Starring: Isabela Moner, Eugenio Derbez, Michael Peña
Director: James Bobin
Running Time: 102 mins
Dora And The Lost City Of Gold is an American film about Dora, an explorer, who leads her friends through the jungle she grew up in to save her missing parents, all the while sitting on the verge of discovering Parapata, the mysterious lost city of gold.
Of all the TV shows from your childhood, the one you would have expected to have seen on the big screen by now is Dora The Explorer. Anyway, while the live-action adaptation of the show is long overdue, there’s no denying that they’ve absolutely hit the nail on the head with Dora And The Lost City Of Gold, a funny, fresh, bright and irresistibly cheery family film that’s as funny as it is often surprising.
But we start with the one thing that you really wouldn’t expect from the Dora The Explorer movie: that it might actually be more aimed at people who watched the show when they were young, rather than just children nowadays. Of course, the film is absolutely appropriate for viewers of all ages, and its light-hearted and enjoyably adventurous vibes will be more than enough to entertain the little ones, but there is a heap of comedy and references throughout that are squarely aimed at the young adult market – the people who used to watch Dora The Explorer in the early 2000s.
More than just a cheery and silly kids’ movie, Dora And The Lost City Of Gold is a right laugh even for older viewers throughout. If you didn’t watch the show in your childhood, then you might not take to the humour quite as much, but the movie’s brilliantly self-aware brand of comedy – poking fun at a handful of the TV show’s idiosyncracies – makes for some fantastic laughs throughout, and adds to the riotous, almost anarchic sense of fun that really makes this such a good watch.
Because, of course, this film could so easily have been a simple, easy-going Nickelodeon movie aimed squarely at the under-10s audience, with happy characters, silly toilet humour and a generic adventure plot. Now, don’t get me wrong, all of that is there to see in this film, but Dora And The Lost City Of Gold really pushes the boat out with anarchic and hyper-self-aware humour and storytelling, something that’s not easy to do and still make a good kids’ movie.

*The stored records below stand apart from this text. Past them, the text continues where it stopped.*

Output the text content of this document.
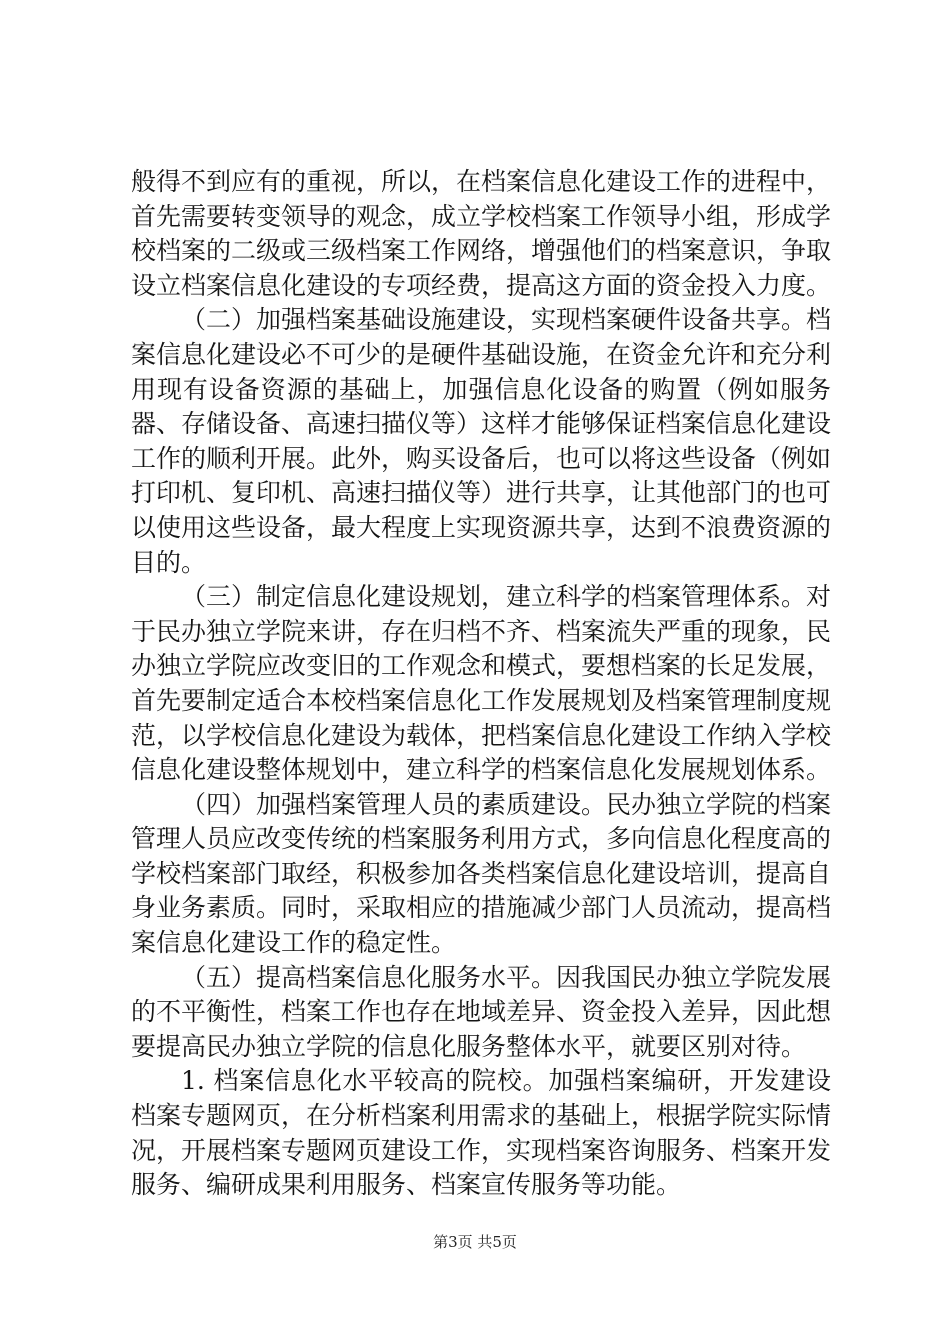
般得不到应有的重视，所以，在档案信息化建设工作的进程中，首先需要转变领导的观念，成立学校档案工作领导小组，形成学校档案的二级或三级档案工作网络，增强他们的档案意识，争取设立档案信息化建设的专项经费，提高这方面的资金投入力度。

（二）加强档案基础设施建设，实现档案硬件设备共享。档案信息化建设必不可少的是硬件基础设施，在资金允许和充分利用现有设备资源的基础上，加强信息化设备的购置（例如服务器、存储设备、高速扫描仪等）这样才能够保证档案信息化建设工作的顺利开展。此外，购买设备后，也可以将这些设备（例如打印机、复印机、高速扫描仪等）进行共享，让其他部门的也可以使用这些设备，最大程度上实现资源共享，达到不浪费资源的目的。

（三）制定信息化建设规划，建立科学的档案管理体系。对于民办独立学院来讲，存在归档不齐、档案流失严重的现象，民办独立学院应改变旧的工作观念和模式，要想档案的长足发展，首先要制定适合本校档案信息化工作发展规划及档案管理制度规范，以学校信息化建设为载体，把档案信息化建设工作纳入学校信息化建设整体规划中，建立科学的档案信息化发展规划体系。

（四）加强档案管理人员的素质建设。民办独立学院的档案管理人员应改变传统的档案服务利用方式，多向信息化程度高的学校档案部门取经，积极参加各类档案信息化建设培训，提高自身业务素质。同时，采取相应的措施减少部门人员流动，提高档案信息化建设工作的稳定性。

（五）提高档案信息化服务水平。因我国民办独立学院发展的不平衡性，档案工作也存在地域差异、资金投入差异，因此想要提高民办独立学院的信息化服务整体水平，就要区别对待。

1. 档案信息化水平较高的院校。加强档案编研，开发建设档案专题网页，在分析档案利用需求的基础上，根据学院实际情况，开展档案专题网页建设工作，实现档案咨询服务、档案开发服务、编研成果利用服务、档案宣传服务等功能。

第3页 共5页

It’s not quite on the level of The Lego Movie, which really was a mind-blowing redefinition of what a kids’ movie could be, but in similar fashion to the likes of The SpongeBob Movie: Sponge Out Of Water, which also used nostalgia for the original show and a heap of self-aware in-jokes to great effect, Dora And The Lost City Of Gold can be a riotously funny watch, which was an absolute delight to see.
Beyond the humour, though, there’s even more to praise about this movie, most of all the lead performance from Isabela Moner. While the whole cast is great fun to watch and entirely on board with the film’s often offbeat style, Moner is truly wonderful as Dora herself, playing up the smiley likability of the original character in adorable fashion, but also to such an extent that it’s yet another self-aware joke in itself, with Moner’s on-screen charisma accounting for a heap of the whole film’s entertainment factor.
As far as telling a good story goes, I can’t say that Dora And The Lost City Of Gold is quite the masterpiece I would have liked to see. On the one hand, it’s an energetic and enjoyable adventure movie throughout, and is the explorer movie that Indiana Jones And The Kingdom Of The Crystal Skull never was. On the other, though, it is unavoidably simplistic and generic, and when the comedy isn’t working at full capacity (particularly in the second act), the film can feel a little on the dull side for viewers over the age of 5.
With that said, the period where the story sags is bookended by an electrifyingly funny opening act, as well as an adorable and genuinely entertaining finale (not to mention a great musical number in the closing credits). And throughout, while it may be difficult to get your head round such a strangely anarchic Dora The Explorer movie, the film’s energy and audacity in trying something different is hugely rewarding, proving an immensely entertaining and genuinely likable watch throughout, which is why I’m giving it a 7.5.